Stegner House April 11th, 2022

Just at the town’s entrance, as I leave, a right-hand turn takes me off the asphalt and onto the municipal gravel highway system. I cross over the Frenchman River and up past Chocolate Hill on 614. The truck coming to speed seems to slightly float and then settle into the triad of smoothed gravel lines that extend out in front of me. The road curves left around the hillside, then a sharper angle to the right as it climbs into the coulee. The large gravel arc of the road flattened in the middle a good ten or more feet above the ground. Suddenly I am on the flat prairie, and any hint of the valley behind me is gone.

I feel for that speed where the gravel neither sings nor spits, and now the truck glides smoothly in the middle of the road. The sounds are those of years ago one hot summer night, Creedence Clearwater turned up on the radio, four of us heading into the evening with a case of cold ones in the Chevy Acadian with the windows rolled down. Deep in the Kananaskis, we would build a fire, sip on beer kept cold between stones in the creek, and talk… Then suddenly, ahead of me is a cluster of trees, a sure sign of an old windbreak for a farm, the only cluster of buildings in the middle of vast rolling fields that stretch out as far as one can see. Fenced paddocks, equipment, outbuildings, and hay storage surround the house.

The rhythms of the truck take me back again. I remember the Sheep River valley near Okotoks, where we fished for rainbow trout under the willows just above, where the rocks create a white frothing line across to the other side. Our lines trail downstream to the bobbing floats, and we stand midstream in old sockless sneakers and blue jeans. We had left the car at the side of the road, twisted the barbed wire together temporarily, ducked into the farmer’s field, keeping an eye out for bulls, and after 10 minutes in the field, we descended again to the river’s bank… I angled the truck to the left, then right, dropping again into another valley where Conglomerate Creek follows a serpentine course in the flat belly of the valley, a valley that snakes like the river. They seem to play across the flat expanse as the creek tries to escape the valley and the valley pushes back. I slowed the truck near the bottom of the descent; the XTC ranch entrance was off to my left, run by two families that raise breeding stock, purebred Herefords.

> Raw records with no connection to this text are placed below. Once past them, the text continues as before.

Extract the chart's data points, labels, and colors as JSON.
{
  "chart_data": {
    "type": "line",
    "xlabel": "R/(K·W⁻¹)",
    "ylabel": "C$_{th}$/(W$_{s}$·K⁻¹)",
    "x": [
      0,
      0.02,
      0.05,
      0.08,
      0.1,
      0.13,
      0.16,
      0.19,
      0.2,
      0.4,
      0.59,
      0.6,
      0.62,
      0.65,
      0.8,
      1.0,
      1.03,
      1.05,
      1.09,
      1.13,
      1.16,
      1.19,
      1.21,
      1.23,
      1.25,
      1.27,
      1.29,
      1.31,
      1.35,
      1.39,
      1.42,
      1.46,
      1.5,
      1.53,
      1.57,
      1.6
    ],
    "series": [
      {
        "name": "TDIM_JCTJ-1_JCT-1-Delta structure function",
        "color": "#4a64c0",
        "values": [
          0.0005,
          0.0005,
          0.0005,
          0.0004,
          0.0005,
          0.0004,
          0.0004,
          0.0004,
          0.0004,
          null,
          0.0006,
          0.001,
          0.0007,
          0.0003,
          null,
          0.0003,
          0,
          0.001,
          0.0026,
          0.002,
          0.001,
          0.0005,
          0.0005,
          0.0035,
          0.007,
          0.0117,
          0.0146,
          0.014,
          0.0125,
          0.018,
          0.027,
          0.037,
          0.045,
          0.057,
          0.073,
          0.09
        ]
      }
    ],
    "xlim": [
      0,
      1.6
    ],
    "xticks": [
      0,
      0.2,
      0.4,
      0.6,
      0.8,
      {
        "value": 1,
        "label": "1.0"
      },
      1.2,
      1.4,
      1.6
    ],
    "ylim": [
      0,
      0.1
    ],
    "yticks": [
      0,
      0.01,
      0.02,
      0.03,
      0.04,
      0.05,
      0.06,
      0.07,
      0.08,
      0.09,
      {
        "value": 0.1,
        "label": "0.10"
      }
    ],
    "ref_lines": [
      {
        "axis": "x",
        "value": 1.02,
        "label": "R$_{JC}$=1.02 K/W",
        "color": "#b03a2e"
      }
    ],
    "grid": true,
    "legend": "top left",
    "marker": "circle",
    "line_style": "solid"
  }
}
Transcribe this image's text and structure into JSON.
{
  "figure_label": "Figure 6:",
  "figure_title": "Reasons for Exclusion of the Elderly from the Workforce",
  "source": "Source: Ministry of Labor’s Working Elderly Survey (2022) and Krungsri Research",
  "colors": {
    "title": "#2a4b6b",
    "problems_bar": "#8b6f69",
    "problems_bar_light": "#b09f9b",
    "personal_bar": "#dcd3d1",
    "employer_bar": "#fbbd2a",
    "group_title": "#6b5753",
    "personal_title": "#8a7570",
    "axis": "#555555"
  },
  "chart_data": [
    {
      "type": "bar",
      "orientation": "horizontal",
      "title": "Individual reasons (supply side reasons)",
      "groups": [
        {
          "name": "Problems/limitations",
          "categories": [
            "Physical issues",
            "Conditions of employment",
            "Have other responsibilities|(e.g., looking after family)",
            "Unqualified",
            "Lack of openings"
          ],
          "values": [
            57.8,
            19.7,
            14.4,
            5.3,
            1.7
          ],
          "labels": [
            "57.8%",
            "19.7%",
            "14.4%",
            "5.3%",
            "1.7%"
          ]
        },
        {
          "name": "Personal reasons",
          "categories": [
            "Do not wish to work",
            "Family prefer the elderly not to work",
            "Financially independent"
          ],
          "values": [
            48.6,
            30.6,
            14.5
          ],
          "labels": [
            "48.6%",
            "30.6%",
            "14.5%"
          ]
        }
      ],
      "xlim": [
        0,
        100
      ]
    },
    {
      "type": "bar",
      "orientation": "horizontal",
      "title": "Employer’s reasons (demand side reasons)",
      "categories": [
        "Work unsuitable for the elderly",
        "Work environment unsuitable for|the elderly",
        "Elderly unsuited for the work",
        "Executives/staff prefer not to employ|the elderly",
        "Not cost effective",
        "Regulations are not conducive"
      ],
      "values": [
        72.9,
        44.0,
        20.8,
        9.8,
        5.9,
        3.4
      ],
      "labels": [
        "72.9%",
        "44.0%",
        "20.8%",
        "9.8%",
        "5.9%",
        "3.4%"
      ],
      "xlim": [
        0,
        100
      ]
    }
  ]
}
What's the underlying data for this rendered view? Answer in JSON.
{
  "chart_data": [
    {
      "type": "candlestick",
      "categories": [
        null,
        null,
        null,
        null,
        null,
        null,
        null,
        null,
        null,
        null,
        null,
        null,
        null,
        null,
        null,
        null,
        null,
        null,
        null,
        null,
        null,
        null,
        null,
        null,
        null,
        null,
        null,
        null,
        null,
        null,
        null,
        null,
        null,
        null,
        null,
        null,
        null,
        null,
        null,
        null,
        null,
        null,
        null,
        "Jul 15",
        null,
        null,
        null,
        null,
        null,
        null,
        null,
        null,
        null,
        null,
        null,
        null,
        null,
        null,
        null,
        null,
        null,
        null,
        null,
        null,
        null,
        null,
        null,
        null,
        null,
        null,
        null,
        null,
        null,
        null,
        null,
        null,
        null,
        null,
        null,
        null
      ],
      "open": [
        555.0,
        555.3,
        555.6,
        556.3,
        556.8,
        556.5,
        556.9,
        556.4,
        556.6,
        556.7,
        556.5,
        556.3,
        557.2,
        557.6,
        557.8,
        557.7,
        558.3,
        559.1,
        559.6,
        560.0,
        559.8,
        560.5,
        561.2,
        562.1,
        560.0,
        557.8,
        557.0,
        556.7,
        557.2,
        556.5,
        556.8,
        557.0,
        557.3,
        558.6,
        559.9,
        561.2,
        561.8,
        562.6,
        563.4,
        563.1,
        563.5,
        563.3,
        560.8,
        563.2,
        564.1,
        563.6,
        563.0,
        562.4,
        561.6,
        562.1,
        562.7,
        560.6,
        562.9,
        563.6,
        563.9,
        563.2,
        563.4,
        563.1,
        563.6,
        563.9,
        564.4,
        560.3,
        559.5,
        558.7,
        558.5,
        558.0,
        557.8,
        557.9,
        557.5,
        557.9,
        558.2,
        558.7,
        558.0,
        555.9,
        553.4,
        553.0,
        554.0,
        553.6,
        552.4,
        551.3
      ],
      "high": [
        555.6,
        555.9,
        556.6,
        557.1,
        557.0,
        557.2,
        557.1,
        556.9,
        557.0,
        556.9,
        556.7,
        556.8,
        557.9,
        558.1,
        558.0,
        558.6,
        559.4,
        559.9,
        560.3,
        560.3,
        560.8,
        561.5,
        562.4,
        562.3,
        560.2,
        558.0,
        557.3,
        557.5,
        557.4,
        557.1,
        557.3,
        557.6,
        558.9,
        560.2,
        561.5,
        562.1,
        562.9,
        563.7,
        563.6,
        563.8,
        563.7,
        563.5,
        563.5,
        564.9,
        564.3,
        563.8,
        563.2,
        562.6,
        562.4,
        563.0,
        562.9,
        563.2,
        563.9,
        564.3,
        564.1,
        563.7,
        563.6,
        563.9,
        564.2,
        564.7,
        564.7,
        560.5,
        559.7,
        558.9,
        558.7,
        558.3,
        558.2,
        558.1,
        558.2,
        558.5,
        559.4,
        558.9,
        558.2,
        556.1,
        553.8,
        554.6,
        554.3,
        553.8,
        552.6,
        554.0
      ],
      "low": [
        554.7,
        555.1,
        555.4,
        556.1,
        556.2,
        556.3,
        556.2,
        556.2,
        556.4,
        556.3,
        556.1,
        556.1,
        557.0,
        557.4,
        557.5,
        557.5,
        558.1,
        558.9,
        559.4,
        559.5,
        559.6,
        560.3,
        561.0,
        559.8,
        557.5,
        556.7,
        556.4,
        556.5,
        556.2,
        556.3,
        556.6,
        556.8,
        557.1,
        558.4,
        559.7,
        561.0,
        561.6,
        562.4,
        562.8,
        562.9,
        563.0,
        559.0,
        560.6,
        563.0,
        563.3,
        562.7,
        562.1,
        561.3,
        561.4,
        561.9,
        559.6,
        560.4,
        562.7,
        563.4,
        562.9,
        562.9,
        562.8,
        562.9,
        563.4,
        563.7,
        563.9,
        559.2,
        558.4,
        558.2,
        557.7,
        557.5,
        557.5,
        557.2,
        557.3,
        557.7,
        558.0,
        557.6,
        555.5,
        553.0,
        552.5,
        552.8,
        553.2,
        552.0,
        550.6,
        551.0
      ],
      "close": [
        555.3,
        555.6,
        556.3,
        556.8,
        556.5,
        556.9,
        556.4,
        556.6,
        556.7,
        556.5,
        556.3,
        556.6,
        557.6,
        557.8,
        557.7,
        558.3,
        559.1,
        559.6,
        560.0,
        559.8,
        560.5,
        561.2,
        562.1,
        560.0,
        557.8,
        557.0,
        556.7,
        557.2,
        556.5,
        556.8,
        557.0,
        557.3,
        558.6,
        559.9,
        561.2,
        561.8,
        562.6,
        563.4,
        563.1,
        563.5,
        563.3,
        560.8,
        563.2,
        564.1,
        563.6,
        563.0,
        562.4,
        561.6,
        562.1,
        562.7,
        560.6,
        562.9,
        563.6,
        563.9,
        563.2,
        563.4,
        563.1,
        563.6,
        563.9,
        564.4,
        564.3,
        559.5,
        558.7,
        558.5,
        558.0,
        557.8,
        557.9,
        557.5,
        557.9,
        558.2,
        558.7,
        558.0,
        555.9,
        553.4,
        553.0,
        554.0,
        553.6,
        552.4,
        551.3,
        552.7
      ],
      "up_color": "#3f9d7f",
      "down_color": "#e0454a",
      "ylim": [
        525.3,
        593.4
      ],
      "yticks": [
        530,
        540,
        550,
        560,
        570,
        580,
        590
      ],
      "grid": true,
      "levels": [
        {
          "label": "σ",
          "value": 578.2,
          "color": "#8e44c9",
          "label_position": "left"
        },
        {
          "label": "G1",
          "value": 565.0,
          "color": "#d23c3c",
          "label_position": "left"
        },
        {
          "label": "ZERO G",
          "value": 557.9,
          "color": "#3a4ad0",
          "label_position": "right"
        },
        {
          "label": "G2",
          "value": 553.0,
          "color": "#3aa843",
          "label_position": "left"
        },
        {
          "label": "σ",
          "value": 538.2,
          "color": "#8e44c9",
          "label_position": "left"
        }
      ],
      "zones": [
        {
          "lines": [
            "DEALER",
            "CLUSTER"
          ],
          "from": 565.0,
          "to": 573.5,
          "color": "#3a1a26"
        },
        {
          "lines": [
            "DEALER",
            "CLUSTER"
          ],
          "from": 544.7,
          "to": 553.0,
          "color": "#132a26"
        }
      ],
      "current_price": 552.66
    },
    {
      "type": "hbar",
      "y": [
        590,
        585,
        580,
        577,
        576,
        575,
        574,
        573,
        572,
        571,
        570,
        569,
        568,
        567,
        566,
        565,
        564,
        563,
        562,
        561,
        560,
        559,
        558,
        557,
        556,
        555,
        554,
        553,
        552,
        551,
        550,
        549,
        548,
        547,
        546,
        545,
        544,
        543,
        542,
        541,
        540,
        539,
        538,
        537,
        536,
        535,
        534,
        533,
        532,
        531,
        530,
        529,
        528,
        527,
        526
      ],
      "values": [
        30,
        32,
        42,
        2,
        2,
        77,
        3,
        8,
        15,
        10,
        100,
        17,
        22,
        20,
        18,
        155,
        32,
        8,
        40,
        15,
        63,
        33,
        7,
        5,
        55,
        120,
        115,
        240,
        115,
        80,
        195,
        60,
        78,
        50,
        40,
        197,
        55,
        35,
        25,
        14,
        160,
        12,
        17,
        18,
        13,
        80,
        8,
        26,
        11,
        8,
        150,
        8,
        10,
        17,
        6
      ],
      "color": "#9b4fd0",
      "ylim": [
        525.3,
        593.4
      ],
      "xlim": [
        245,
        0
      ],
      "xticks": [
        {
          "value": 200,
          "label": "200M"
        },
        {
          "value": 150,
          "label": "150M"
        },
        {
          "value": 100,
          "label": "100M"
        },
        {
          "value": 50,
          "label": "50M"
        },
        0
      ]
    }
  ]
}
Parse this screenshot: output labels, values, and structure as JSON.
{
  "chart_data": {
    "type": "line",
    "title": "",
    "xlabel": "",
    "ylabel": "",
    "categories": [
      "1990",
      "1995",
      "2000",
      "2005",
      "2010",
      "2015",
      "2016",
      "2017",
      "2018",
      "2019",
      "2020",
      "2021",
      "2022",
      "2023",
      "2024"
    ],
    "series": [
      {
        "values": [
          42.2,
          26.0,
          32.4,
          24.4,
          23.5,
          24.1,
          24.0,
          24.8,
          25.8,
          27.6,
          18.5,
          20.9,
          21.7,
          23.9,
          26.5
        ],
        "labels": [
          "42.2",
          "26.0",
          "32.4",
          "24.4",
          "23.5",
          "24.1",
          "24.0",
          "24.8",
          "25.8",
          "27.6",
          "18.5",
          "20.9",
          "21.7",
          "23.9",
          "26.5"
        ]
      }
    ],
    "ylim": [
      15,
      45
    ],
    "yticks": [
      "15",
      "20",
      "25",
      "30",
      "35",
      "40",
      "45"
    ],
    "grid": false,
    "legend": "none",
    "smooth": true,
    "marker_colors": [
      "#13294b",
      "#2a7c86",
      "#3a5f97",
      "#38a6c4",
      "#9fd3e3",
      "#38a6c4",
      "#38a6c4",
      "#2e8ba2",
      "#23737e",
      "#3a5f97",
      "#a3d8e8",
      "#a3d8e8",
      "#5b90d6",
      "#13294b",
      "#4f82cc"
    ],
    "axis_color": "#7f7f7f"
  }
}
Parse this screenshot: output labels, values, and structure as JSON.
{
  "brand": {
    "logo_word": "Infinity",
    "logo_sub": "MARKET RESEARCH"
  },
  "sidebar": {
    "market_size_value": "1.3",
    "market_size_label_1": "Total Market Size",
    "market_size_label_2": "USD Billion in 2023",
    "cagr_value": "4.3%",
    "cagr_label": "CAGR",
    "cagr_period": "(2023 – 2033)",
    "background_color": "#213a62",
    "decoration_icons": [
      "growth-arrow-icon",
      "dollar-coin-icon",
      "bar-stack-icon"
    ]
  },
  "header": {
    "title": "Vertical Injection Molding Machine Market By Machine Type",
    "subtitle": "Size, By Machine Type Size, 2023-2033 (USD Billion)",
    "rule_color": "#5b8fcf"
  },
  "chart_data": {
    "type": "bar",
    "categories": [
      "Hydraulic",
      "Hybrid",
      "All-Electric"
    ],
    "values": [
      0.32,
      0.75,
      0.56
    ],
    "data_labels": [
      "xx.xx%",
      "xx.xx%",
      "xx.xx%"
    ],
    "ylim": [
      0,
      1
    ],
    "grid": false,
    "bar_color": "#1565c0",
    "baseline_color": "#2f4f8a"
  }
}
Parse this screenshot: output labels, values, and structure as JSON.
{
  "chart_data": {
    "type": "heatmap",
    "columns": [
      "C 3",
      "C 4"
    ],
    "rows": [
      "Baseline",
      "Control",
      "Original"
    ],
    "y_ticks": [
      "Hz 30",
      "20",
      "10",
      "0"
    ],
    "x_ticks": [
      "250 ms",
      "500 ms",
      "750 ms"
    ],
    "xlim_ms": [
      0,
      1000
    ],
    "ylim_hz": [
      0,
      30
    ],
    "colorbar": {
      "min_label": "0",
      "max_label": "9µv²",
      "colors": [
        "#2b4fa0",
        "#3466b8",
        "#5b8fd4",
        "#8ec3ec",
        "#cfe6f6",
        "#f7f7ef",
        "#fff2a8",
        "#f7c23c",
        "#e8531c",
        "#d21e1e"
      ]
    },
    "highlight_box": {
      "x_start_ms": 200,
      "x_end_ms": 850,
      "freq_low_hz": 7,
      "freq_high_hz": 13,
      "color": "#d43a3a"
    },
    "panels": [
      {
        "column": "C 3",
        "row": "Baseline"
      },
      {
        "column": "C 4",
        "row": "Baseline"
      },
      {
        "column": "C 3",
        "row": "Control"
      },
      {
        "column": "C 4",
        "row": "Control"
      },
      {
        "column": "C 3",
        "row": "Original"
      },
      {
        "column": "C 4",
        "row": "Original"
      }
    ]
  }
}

On either side of their entrance sign hung on a log stand are flags eaten in half by the wind. I pick up speed again; the road winds out into the valley and crisscrosses the creek.

The snow is white against the ochre grass below a cerulean sky; then, a cobalt creek frosted on the edges with ice appears on my left. I stop, the flashes on and I step out to take it all in. The air is unseasonably cold—an Anthropocene day, not the usual nine degrees but just above zero. There is no sound, but the creek; the water is gurgling.

The cold is biting on the hands, head, and through the jacket. I climb back into the warmth of the truck and begin again down the road; then a slough against the side of the mountain. I slow again to take in its colours against the rolling hillsides. I stand for a while. A single-car, the rancher rolls by, turns up a side road and, opening a cattle gate drives into his herd of prize Herefords. They gather around the truck expecting something to come of the visit.

On my return, on either side of the road as I descend into the Eastend valley are small clusters of farm complexes against the hillside. The clouds are thickening with a darker underbelly, belying what’s to come, as what is to come will not be a brief rainstorm.